A proper vertex colouring of a graph $G$ is a function $\kappa$ defined on
the vertices of $G$ such that if $v$ and $w$ are any two neighbouring
vertices, then $\kappa(v)$ does not equal $\kappa(w)$. A simple result in
graph theory is the following: let G be a finite graph such that each
vertex has degree at most $d$. Then there is a proper colouring of $G$
that uses at most $d+1$ colours. (This means that the function $\kappa$
takes at most d+1 distinct values.)To prove this, we choose some ordering of the vertices:
$v_1,v_2,\dots,v_n$ and colour them inductively as follows. Having
coloured $v_1,\dots,v_{k-1}$, we would like to colour $v_k$. By
hypothesis, $v_k$ has at most d neighbours, so there are at most d
neighbours of $v_k$ amongst the vertices $v_1,\dots,v_{k-1}$. Therefore,
there are at most $d$ colours that we must avoid when choosing a colour
for $v_k$. Since there are $d+1$ colours available to us, we can
arbitrarily choose some colour that is not one of the ones we have to
avoid. And thus the induction continues.
So this proof is saying that no two adjacent vertcies numbered from one to $k-1$ is of the same color?

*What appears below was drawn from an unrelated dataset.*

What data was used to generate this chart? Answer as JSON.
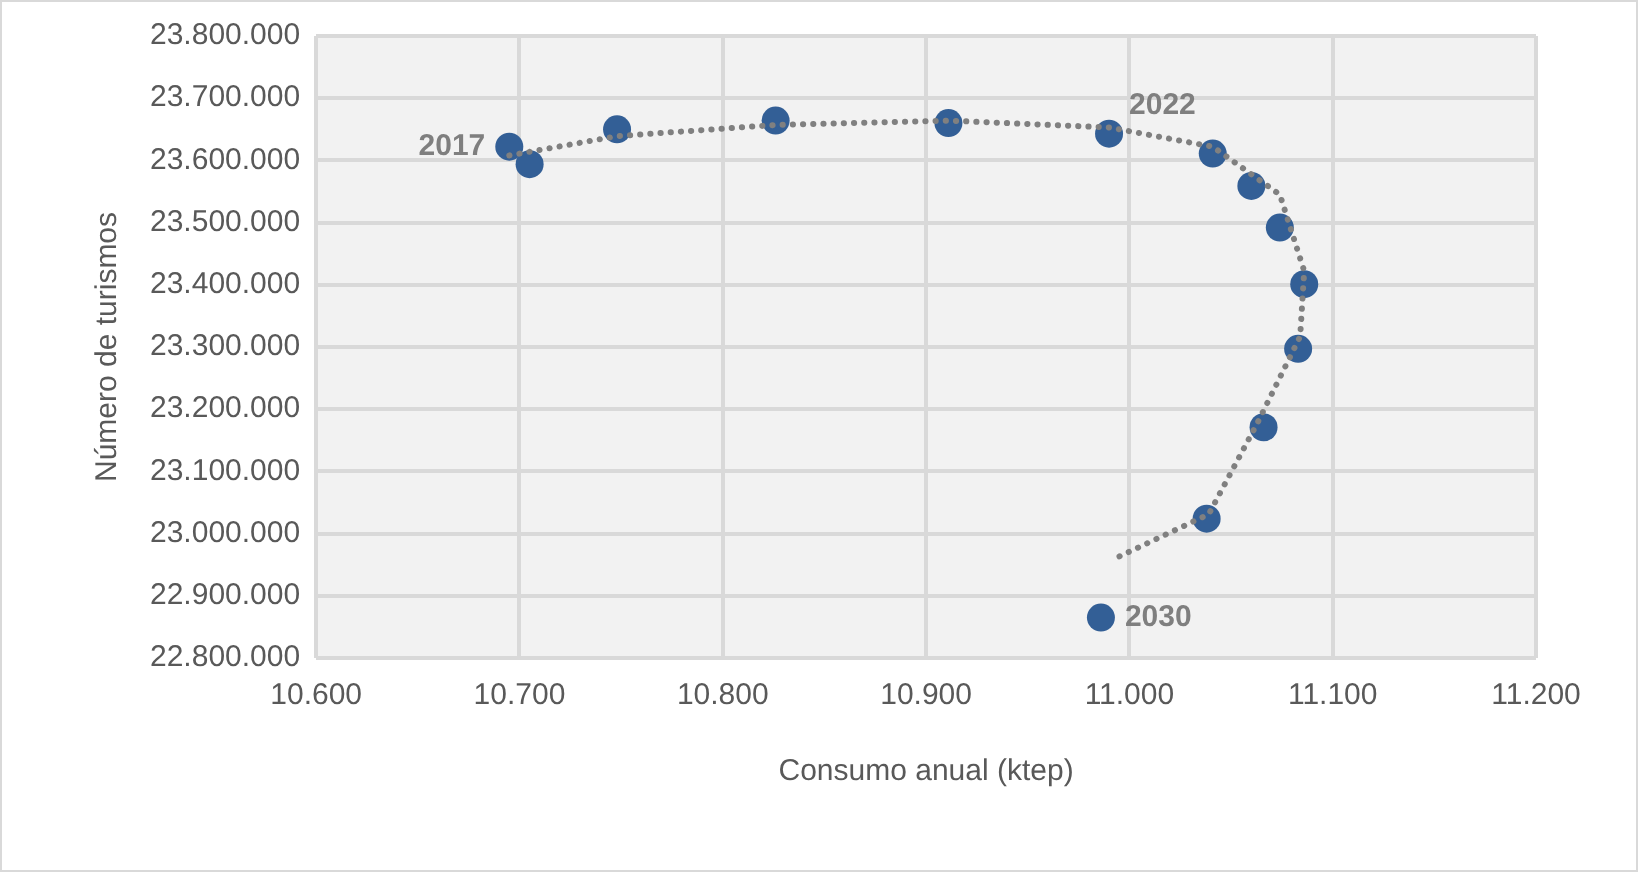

$v_k$ has at most d neighbors means that $v_k$ is at most connected to $d$ vertices?
If $d=5$, then we must avoid 5 colors. We have $d+1=6$ colors available that we can choose. Shouldn't $d+1$ include the 5 we must avoid, so the number of colors available to color with is actually one or not $d+1$? But this is a contradiction. In fact, I think we don't know how many colors on the color palette we can choose.
Could we prove this by well-ordering principle?
I think I'd prove this via contradiction instead.
This proof doesn't mention the function $\kappa(v)$ once. Why is $\kappa(v)$ mentioned?
Best Answer
Well yes, but more usefully it's saying that between those vertices which are adjacent to $v_k$, there are at most $d$ colours.
I think you're getting confused between the number of colours in our palette, and the number of colours we can validly assign to $v_k$. There are $d+1$ colours in our palette, but at most $d$ of those would result in an invalid colouring if applied to $v_k$.
Therefore, we always have at least one choice of colour for $v_k$ which will result in a valid colouring.
I don't see how the well-ordering principle is necessary or useful here.